If you had been spending your time wisely, learning about yourself. Seeing aspects concerning relations discerned from the therapy sessions. Ones that pointed out your emotional triggers. These things setting off your sex and mating alarms to full blast. These are the ones conditioned in yourself from trauma or bad life lessons. They fool you when you encounter a toxic person, or awful mismatch, who has conditioned responses clicking with yours on some or many levels. Perhaps they are a trauma survivor looking for a nice person. Maybe they are someone betrayed in love and quickly looking for another to conquer and then hurt to displace the pain. Someone who has the same vulnerabilities, bias, and rages as you do and has not worked on them. Alternatively, someone who does want to settle because they falsely think you have what they need.

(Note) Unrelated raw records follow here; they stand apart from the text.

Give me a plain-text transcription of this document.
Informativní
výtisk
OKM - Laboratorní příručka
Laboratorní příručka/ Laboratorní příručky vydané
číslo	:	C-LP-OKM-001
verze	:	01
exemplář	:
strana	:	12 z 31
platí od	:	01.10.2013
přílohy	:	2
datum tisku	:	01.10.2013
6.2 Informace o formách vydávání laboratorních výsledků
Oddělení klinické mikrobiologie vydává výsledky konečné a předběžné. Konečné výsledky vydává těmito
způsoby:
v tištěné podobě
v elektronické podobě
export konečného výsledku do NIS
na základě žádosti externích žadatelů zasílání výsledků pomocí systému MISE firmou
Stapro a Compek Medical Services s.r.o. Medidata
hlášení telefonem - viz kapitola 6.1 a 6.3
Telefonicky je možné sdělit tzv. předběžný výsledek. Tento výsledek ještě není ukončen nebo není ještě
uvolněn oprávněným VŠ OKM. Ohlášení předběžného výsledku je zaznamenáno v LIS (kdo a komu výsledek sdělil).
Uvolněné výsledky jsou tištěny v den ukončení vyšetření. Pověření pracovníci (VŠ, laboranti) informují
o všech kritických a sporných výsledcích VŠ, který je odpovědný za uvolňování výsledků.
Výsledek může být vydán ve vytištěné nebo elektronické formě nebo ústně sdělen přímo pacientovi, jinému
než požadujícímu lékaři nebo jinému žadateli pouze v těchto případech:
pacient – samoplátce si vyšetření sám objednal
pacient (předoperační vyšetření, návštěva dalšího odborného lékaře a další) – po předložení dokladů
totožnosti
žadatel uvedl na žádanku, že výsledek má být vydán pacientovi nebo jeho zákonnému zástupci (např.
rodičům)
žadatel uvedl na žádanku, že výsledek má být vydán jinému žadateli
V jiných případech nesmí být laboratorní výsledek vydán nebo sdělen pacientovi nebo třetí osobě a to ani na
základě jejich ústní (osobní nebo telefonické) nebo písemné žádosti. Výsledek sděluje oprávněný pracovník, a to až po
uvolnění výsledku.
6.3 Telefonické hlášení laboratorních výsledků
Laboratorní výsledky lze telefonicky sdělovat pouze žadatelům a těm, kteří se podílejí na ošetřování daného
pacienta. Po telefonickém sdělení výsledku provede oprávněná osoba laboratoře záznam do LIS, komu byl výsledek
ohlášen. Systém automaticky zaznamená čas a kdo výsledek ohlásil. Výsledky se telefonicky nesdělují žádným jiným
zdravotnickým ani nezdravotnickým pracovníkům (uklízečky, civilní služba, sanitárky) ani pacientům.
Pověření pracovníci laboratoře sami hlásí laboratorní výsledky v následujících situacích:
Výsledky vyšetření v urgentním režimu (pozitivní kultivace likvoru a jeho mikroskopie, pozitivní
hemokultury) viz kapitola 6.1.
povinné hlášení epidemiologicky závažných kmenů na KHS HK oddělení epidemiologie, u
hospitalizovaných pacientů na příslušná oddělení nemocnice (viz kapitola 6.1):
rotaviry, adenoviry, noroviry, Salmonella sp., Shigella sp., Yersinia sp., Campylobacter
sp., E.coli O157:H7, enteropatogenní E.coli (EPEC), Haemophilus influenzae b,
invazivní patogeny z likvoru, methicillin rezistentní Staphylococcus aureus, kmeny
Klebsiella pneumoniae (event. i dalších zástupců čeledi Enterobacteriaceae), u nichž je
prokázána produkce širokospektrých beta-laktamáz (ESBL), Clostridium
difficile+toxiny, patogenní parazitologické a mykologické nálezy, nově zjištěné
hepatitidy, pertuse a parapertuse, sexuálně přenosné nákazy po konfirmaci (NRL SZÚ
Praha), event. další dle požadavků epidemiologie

None of these is for you or you for them.

Is this sounding like Love Fascism? Where is the freedom and liberty for all to attain their happiness? (However, your democratic country has sold you their version of that motto). Sorry bout’ that if so. The “One” you need really likes your jokes and scores you an 8 or even 10 on the humor scale all the time. This in turn makes them rate your halitosis as merely a negative one. They get your funky style. Both your parents shared some important similarities. They have worked on themselves. They will not accept toxicity in relationship. That is their version of no compromising. They feel an instinctive trust and safety with you. You share interests. Exercise, health, community activities, money expectations, levels of nurturing, how chores feel evenly divided – these are your scales my friend on your way to Being. The test of time is the only proof in love. The acceptance of self and other is what makes a love match continue. Yet, it has to be the real selves. You know why they need you and you can keep drawing from The Never Ending Well of You, to resupply them. There will be plenty of challenges keeping your souls replenished. For instance, the search for worthy self-help books that do not make the skin curl in embarrassment for the naivety or cunning of the writer.